A Sure-Fire Way Not To Sell Your First Script
12 Tuesday Oct 2010
Tags
cinema, film, movie, pitch, Screenwriting, scriptwriting, selling, TV, TV drama
Want to make absolutely sure you don’t sell that first script? Here’s a tip:
Make sure it’s like all the others.
I see loads of well-written scripts (and a fair load of badly written scripts too) and I’ve seen just about every fault that writers have ever invented. But there’s one flaw that stands out as being the real killer:
It’s just not different.
There’s nothing special. Nothing that makes it stand out from the crowd.
Hang on, I hear you say. There are a thousand movies and TV dramas made every year that are total mindless clones of movies and dramas that went before. Someone must have commissioned them.
Yes. But here’s the rub: they’ve already got thousands of mindless writers (and good ones) they can call on to write those. What’s more those writers can be relied on to deliver precisely the right level of 9th rate writing. (Nothing too classy that might demand expensive actors, add to the budget, etc).
Why should they hire you?
What they want from you – a fresh, exciting new talent – is something different. Something they can’t get elsewhere. Something that’s pure you.
That Barton Fink feeling!
So, go back over that script and ask yourself how you can give it that special something – that unique selling point – that one thing nobody else has done. Is it twist in the genre? A new way of looking at something familiar? A variation on an old theme? Where is your individual voice? Give it that Barton Fink feeling.

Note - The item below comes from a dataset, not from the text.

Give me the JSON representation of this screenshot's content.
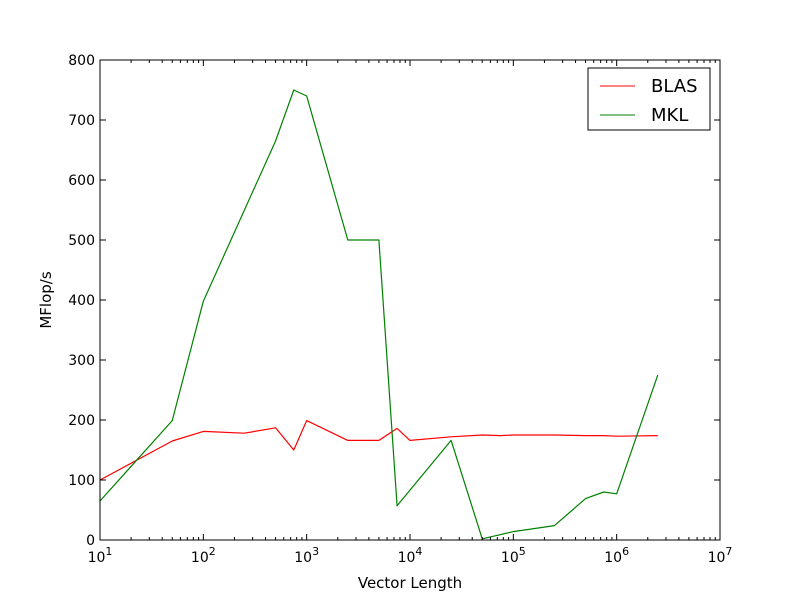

Then, when they’ve bought you, then they’ll try to make you the same as everyone else.
But that’s another story.
Want to know more?
If you want more sure-fire ways not to sell your script… or, better still, ways to sell it, you need to know what buyers want, how to get to them, how to get them excited, how to use social media to promote your work, how to pitch, what to ask for when you meet, whether you need a lawyer or an agent, check out my book Jaws in Space: Powerful Pitching for Film & TV.
2 Comments
Keith Newby said:
October 22, 2010 at 4:52 pm
Hi mate,
I am new to writing and found your blog overwhelmingly interesting, if not a little scary. The thought of all the rules and regulations that go hand in hand with this writing lark is quite disconcerting. Here’s me thinking all you did was write something down and that’s it!, no, no, says you!. Shit, I better get the books out and start learning before I write.
Cheers fella for the insight.
Keith
Charles Harris said:
October 22, 2010 at 8:18 pm
If only! Yes, there’s a bit of learning to do. In fact, what impresses me about the really great writers is how much they know about their craft and about those who went before – and how they go on learning all their lives.
At the same time, at the heart of it writing is exactly what you say: all you do is write something down!
My advice, for what it’s worth: Don’t worry that you have to learn before you write – but do go on learning at the same time as you write.